Mais de 600 pessoas seguem mobilizadas em uma das maiores operações de busca já realizadas no interior do Maranhão. Em Bacabal, o desaparecimento das crianças Ágata Isabelle, de 5 anos, e Allan Michael, de 4, transformou a rotina do município em um cenário de apreensão, fé e resistência coletiva.
O drama, que envolve agentes de segurança, militares e voluntários, já sensibiliza todo o Brasil. Nas redes sociais, correntes de orações e mensagens de positividade se espalham como forma de manter viva a esperança de que as crianças sejam encontradas com vida. Nesta segunda-feira (12), o caso entra no nono dia de buscas e investigações.
A força-tarefa reúne policiais civis e militares, bombeiros, agentes ambientais, servidores municipais e moradores da região. Desde a última sexta-feira (9), o trabalho ganhou reforço estratégico com a chegada do Exército Brasileiro e do Batalhão Ambiental da Polícia Militar, ampliando a capacidade operacional em uma área considerada extremamente hostil, especialmente para crianças tão pequenas.
Vale ressaltar que, desde sábado (10), 26 militares do Batalhão de Infantaria de Selva do Exército, vindos de São Luís, passaram a atuar diretamente nas buscas, ao lado de 15 policiais do Batalhão Ambiental. As equipes trouxeram equipamentos específicos para varredura em mata fechada, fundamentais para avançar em regiões de difícil acesso e com pouca visibilidade. A presença dos militares elevou o nível da operação, que agora atua de forma integrada entre forças estaduais, municipais e federais, além da participação ativa da comunidade local.

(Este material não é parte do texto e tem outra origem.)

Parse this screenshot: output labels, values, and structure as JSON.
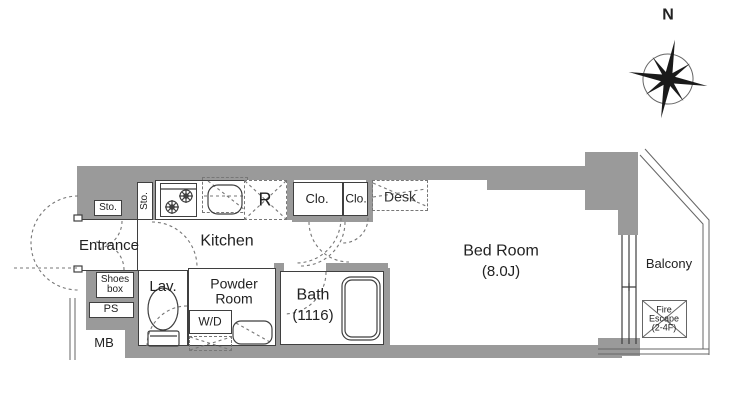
{
  "plan": {
    "compass": {
      "north_label": "N"
    },
    "labels": {
      "entrance": "Entrance",
      "sto_upper": "Sto.",
      "sto_side": "Sto.",
      "kitchen": "Kitchen",
      "fridge": "R",
      "closet1": "Clo.",
      "closet2": "Clo.",
      "desk": "Desk",
      "bedroom_name": "Bed Room",
      "bedroom_size": "(8.0J)",
      "balcony": "Balcony",
      "fire_escape_line1": "Fire",
      "fire_escape_line2": "Escape",
      "fire_escape_line3": "(2-4F)",
      "shoes_line1": "Shoes",
      "shoes_line2": "box",
      "ps": "PS",
      "mb": "MB",
      "lavatory": "Lav.",
      "powder_line1": "Powder",
      "powder_line2": "Room",
      "washer_dryer": "W/D",
      "bath_name": "Bath",
      "bath_size": "(1116)"
    },
    "colors": {
      "wall": "#9a9a9a",
      "line": "#3f3f3f",
      "dash": "#777777",
      "bg": "#ffffff"
    }
  }
}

Com o objetivo de ampliar o fluxo de informações e acelerar as investigações, a Prefeitura de Bacabal anunciou uma recompensa de R$ 20 mil para quem apresentar pistas concretas sobre o paradeiro das crianças. A iniciativa busca estimular denúncias e colaborações, inclusive de pessoas que possam ter visto qualquer movimentação suspeita na região nos últimos dias.
A área onde Ágata e Allan desapareceram é considerada de alto risco. O perímetro de buscas, com aproximadamente 15 km², está situado entre o Quilombo de São Sebastião dos Pretos e o povoado Santa Rosa, na zona rural de Bacabal. Trata-se de uma região de mata densa, com terreno irregular, poucas trilhas conhecidas e vegetação variada.
Não há energia elétrica, o que dificulta as operações noturnas e amplia a sensação de isolamento. Além disso, há relatos da presença de armadilhas instaladas por caçadores, prática comum na região, o que aumenta significativamente o perigo, sobretudo para crianças desorientadas, vulneráveis à fome, à sede, a animais silvestres e às condições climáticas adversas.